DENVER (AP) – The Denver Police Department’s first therapy dog ​​was originally trained as a guide dog but turned out to be too friendly to focus on helping a person.

Now the department is relying on the open-minded nature of the Black English Labrador Retriever to break down barriers and initiate conversations with people in high crime areas and those who are suspicious of the police.

Shelby, an eager 19-month-old woman who will work with Teresa Gillian, the downtown community resource officer, was officially sworn in by Judge Renee Goble on Thursday. Goble crouched in her black robe to get to dog height for the quick ceremony while Shelby’s tail wagged.

Denver joins about 300 law enforcement agencies in the United States who have purchased therapy dogs for a range of roles, said Sgt. Jason Ratcliff of the Franklin County Sheriff’s Office in Ohio. The department was considered one of the first agencies to use therapy dogs when it first acquired them in 2017, he said.

Some agencies use therapy dogs to accompany officials who work in schools while others use the dogs to help officials who have suffered trauma or to help with public relations, he said. Franklin County’s dogs are primarily used to work with victims of crime, including escorting children in court, he said.

Since arriving in Denver late last month, Shelby has been accompanying Gillian in her community work, which includes visiting schools and seniors, attending meetings and community events.

Chief Paul Pazen said Shelby is also being deployed in five areas of the city identified as hotspots for violent crime.
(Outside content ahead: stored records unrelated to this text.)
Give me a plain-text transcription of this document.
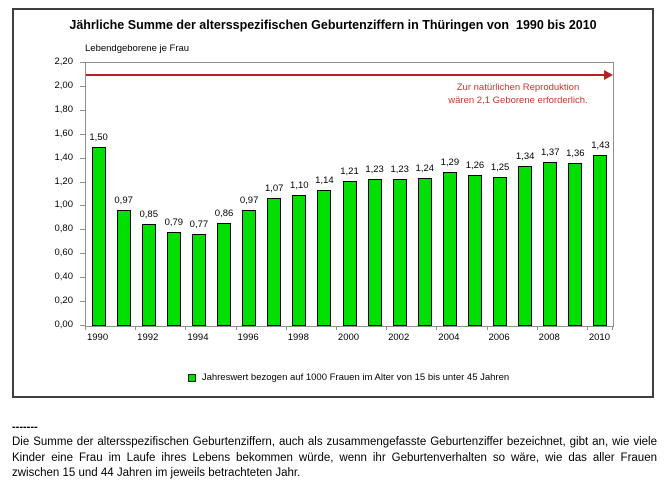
Jährliche Summe der altersspezifischen Geburtenziffern in Thüringen von  1990 bis 2010
Lebendgeborene je Frau
Zur natürlichen Reproduktion
wären 2,1 Geborene erforderlich.
1,50
0,97
0,85
0,79 0,77
0,86
0,97
1,07 1,10 1,14
1,21 1,23 1,23 1,24
1,29 1,26 1,25
1,34 1,37 1,36
1,43
Jahreswert bezogen auf 1000 Frauen im Alter von 15 bis unter 45 Jahren
0,00
0,20
0,40
0,60
0,80
1,00
1,20
1,40
1,60
1,80
2,00
2,20
1990	1992	1994	1996	1998	2000	2002	2004	2006	2008	2010
-------
Die Summe der altersspezifischen Geburtenziffern, auch als zusammengefasste Geburtenziffer bezeichnet, gibt an, wie viele Kinder eine Frau im Laufe ihres Lebens bekommen würde, wenn ihr Geburtenverhalten so wäre, wie das aller Frauen zwischen 15 und 44 Jahren im jeweils betrachteten Jahr.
“Having them on the team and on the streets gives our residents, who might otherwise be reluctant to deal with a police officer, a certain level of comfort,” said Pazen.

While visiting an alternative school, a girl who said she had PTSD was interested in Shelby but was a little scared, Gillian recalled. The dog seemed to sense the girl’s mood, rolled over on her back and offered her stomach to scratch, and the girl relaxed, she said.

Gillian hopes that after protests against George Floyd’s killing last year, the dog will help people know the police as part of their community rather than a group outside of it.

“Shelby is the tool that will help us fill that void,” she said.